Und nochmals: Das Tun ist wichtig. Immer wieder geht es gerade im Matthäusevangelium um das Tun des Richtigen. Aber gerade da ist auch immer wieder zu finden, wie man die Gnade Gottes darin ernstnehmen kann, dass man den von Gott zum Handeln aufgerufenen Menschen ernst nimmt.

Und das tut für mich dieses Ende der Bergpredigt. Es nimmt den Menschen in seinem Versuch ernst, die Bergpredigt und überhaupt die Bibel ernst zu nehmen.
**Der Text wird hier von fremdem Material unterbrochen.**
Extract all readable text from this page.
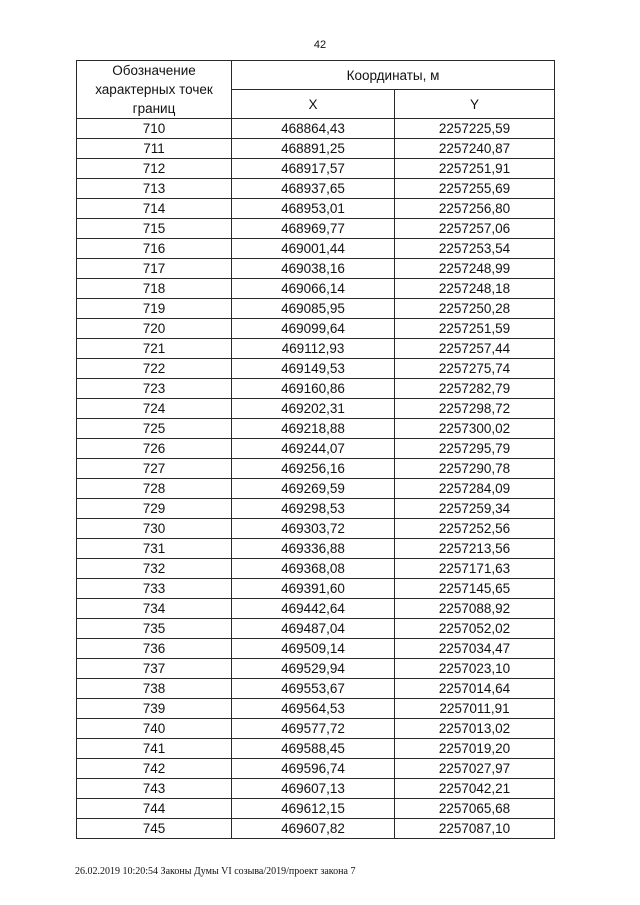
42
Обозначение характерных точек границ	Координаты, м	
	X	Y
710	468864,43	2257225,59
711	468891,25	2257240,87
712	468917,57	2257251,91
713	468937,65	2257255,69
714	468953,01	2257256,80
715	468969,77	2257257,06
716	469001,44	2257253,54
717	469038,16	2257248,99
718	469066,14	2257248,18
719	469085,95	2257250,28
720	469099,64	2257251,59
721	469112,93	2257257,44
722	469149,53	2257275,74
723	469160,86	2257282,79
724	469202,31	2257298,72
725	469218,88	2257300,02
726	469244,07	2257295,79
727	469256,16	2257290,78
728	469269,59	2257284,09
729	469298,53	2257259,34
730	469303,72	2257252,56
731	469336,88	2257213,56
732	469368,08	2257171,63
733	469391,60	2257145,65
734	469442,64	2257088,92
735	469487,04	2257052,02
736	469509,14	2257034,47
737	469529,94	2257023,10
738	469553,67	2257014,64
739	469564,53	2257011,91
740	469577,72	2257013,02
741	469588,45	2257019,20
742	469596,74	2257027,97
743	469607,13	2257042,21
744	469612,15	2257065,68
745	469607,82	2257087,10
26.02.2019 10:20:54 Законы Думы VI созыва/2019/проект закона 7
Die darin erzählte Erlösung und Befreiung dankbar anzunehmen im Bewusstsein der eigenen Geschöpflichkeit und der damit verbundenen Begrenztheit, Zerbrechlichkeit und was sonst noch schlicht zu uns ge-hört. Und all das mit der uns dennoch möglichen Vernunft zu durchdenken, und immer wieder in jeder Situation diese Rede Jesu zu hören, genau hinzuhören und zu entscheiden, was in der jeweiligen Situationen als Handlungen folgen könnte - im Bewusstsein und Wissen, dass andere, die ja auch hören, dennoch zu anderen Ergebnissen kommen können als ich selbst. Wie das Haus am Ende aussieht, das man baut, das ist relativ egal, solange das Fundament stimmt. Wo Hören und Bauen beieinander bleiben, da ist die Voraussetzung gut, weise zu werden und das Törichte nach und nach abzulegen. Darum aber kann man nur immer wieder bitten.

Und der Friede Gottes, welcher höher ist als all unsere Vernunft, der bewahre unsere Herzen und Sinne in Christus Jesus. Amen.